Interesting approach on this problem. Having already seen Numberphile's two videos on Conway Checkers I don't think I would have thought to use a monovariant that doesn't involve exponentiating a constant.
Interestingly (and perhaps not too surprisingly), while there is an infinite solution to Conway's Soldiers in a certain sense, there is no well-founded solution. That is, every solution involves sequences of steps which are forwards-infinite (no final move) and also ones which are backwards-infinite (no initial move). You can't do it in the intuitive way of having some function f(α) on the ordinals α≤κ (where κ is some large countable ordinal), where f returns a legal position for each ordinal in its domain, each proceeding from the last by a legal move, where f(0) is the starting position and f(κ) is the winning position. If we do allow arbitrary forwards- and backwards-infinite sequences in a solution, we can actually do better. We can make a soldier appear anywhere on an empty board! That's clearly not acceptable, so an additional requirement is necessary. Specifically, there is some number N such that no space on the board flips from empty to occupied more than N times. With that extra condition, the best we can do is reach row 5, using up every soldier in the process.

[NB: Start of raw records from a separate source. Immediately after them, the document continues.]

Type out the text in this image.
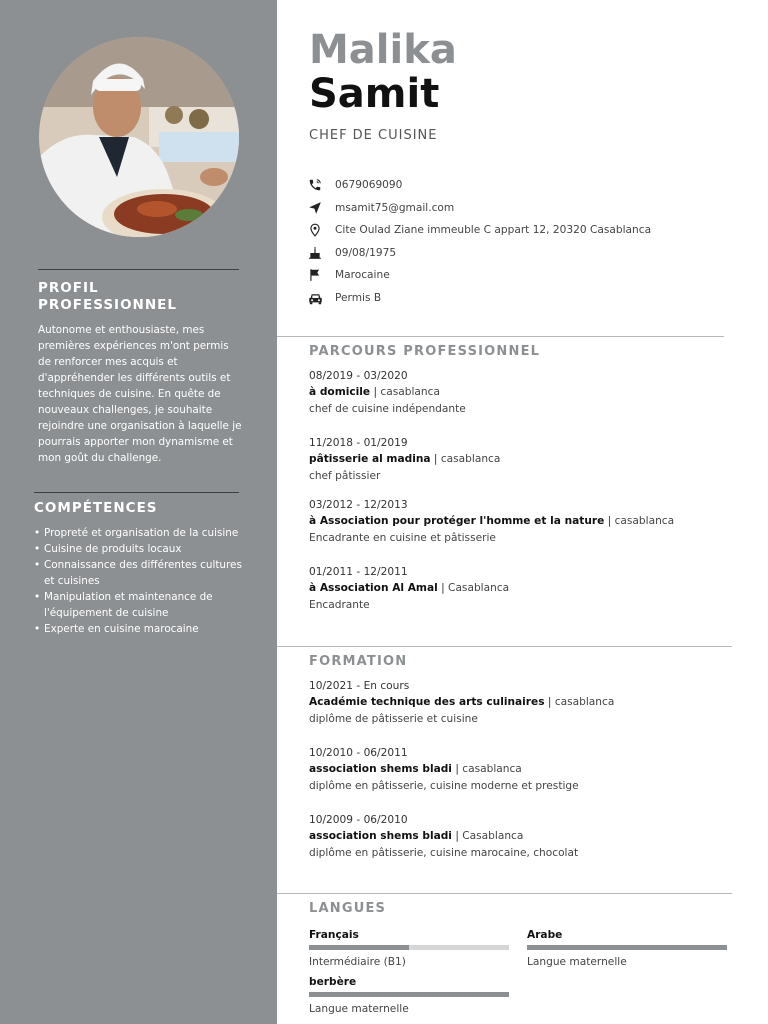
PROFIL PROFESSIONNEL

Autonome et enthousiaste, mes premières expériences m'ont permis de renforcer mes acquis et d'appréhender les différents outils et techniques de cuisine. En quête de nouveaux challenges, je souhaite rejoindre une organisation à laquelle je pourrais apporter mon dynamisme et mon goût du challenge.

COMPÉTENCES
• Propreté et organisation de la cuisine
• Cuisine de produits locaux
• Connaissance des différentes cultures et cuisines
• Manipulation et maintenance de l'équipement de cuisine
• Experte en cuisine marocaine
Malika
Samit

CHEF DE CUISINE

0679069090
msamit75@gmail.com
Cite Oulad Ziane immeuble C appart 12, 20320 Casablanca
09/08/1975
Marocaine
Permis B
PARCOURS PROFESSIONNEL
08/2019 - 03/2020
à domicile | casablanca
chef de cuisine indépendante
11/2018 - 01/2019
pâtisserie al madina | casablanca
chef pâtissier
03/2012 - 12/2013
à Association pour protéger l'homme et la nature | casablanca
Encadrante en cuisine et pâtisserie
01/2011 - 12/2011
à Association Al Amal | Casablanca
Encadrante
FORMATION
10/2021 - En cours
Académie technique des arts culinaires | casablanca
diplôme de pâtisserie et cuisine
10/2010 - 06/2011
association shems bladi | casablanca
diplôme en pâtisserie, cuisine moderne et prestige
10/2009 - 06/2010
association shems bladi | Casablanca
diplôme en pâtisserie, cuisine marocaine, chocolat
LANGUES
Français
Intermédiaire (B1)
Arabe
Langue maternelle
berbère
Langue maternelle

Yes, anybody reading this also check out the following (from the description of this video): Reaching row 5 in Solitaire Army using infinitely many pegs (featuring a pretty spectacular animation at the bottom of the page) by Simon Tatham and Gareth Taylor www.chiark.greenend.org.uk/~sgtatham/solarmy/
Such an interesting and well produced video and topic. Your animation efforts are wonderful. Thank you! I hope someone can make a nice 3D animation of the Fibonacci tower and soldiers advancing uphill.
It is interesting how you open comments section to Mathologer's video and see all these comments, 2-3 sentences long, with correct punctuation - you can say a lot about auditory even without reading them. Like a nice calm conversation between good people. Going to be the part of it apparently.
1:30 also take a number from the right column it's equal to the sum of the number below it and to the left of it.
7 місяців тому
You can get an easy intuition for the fact that it must be impossible at some point by looking at a straight line of pegs: Moving them all makes a 101010… pattern, so you would have to fill half the spaces back in just to just advance once. Coming in from all three direction just gives you space for O(n²) pegs, but you need O(2^n) to advance. And you cannot just grow out sideways arbitrarily, because then you need that many pegs just to get into the middle.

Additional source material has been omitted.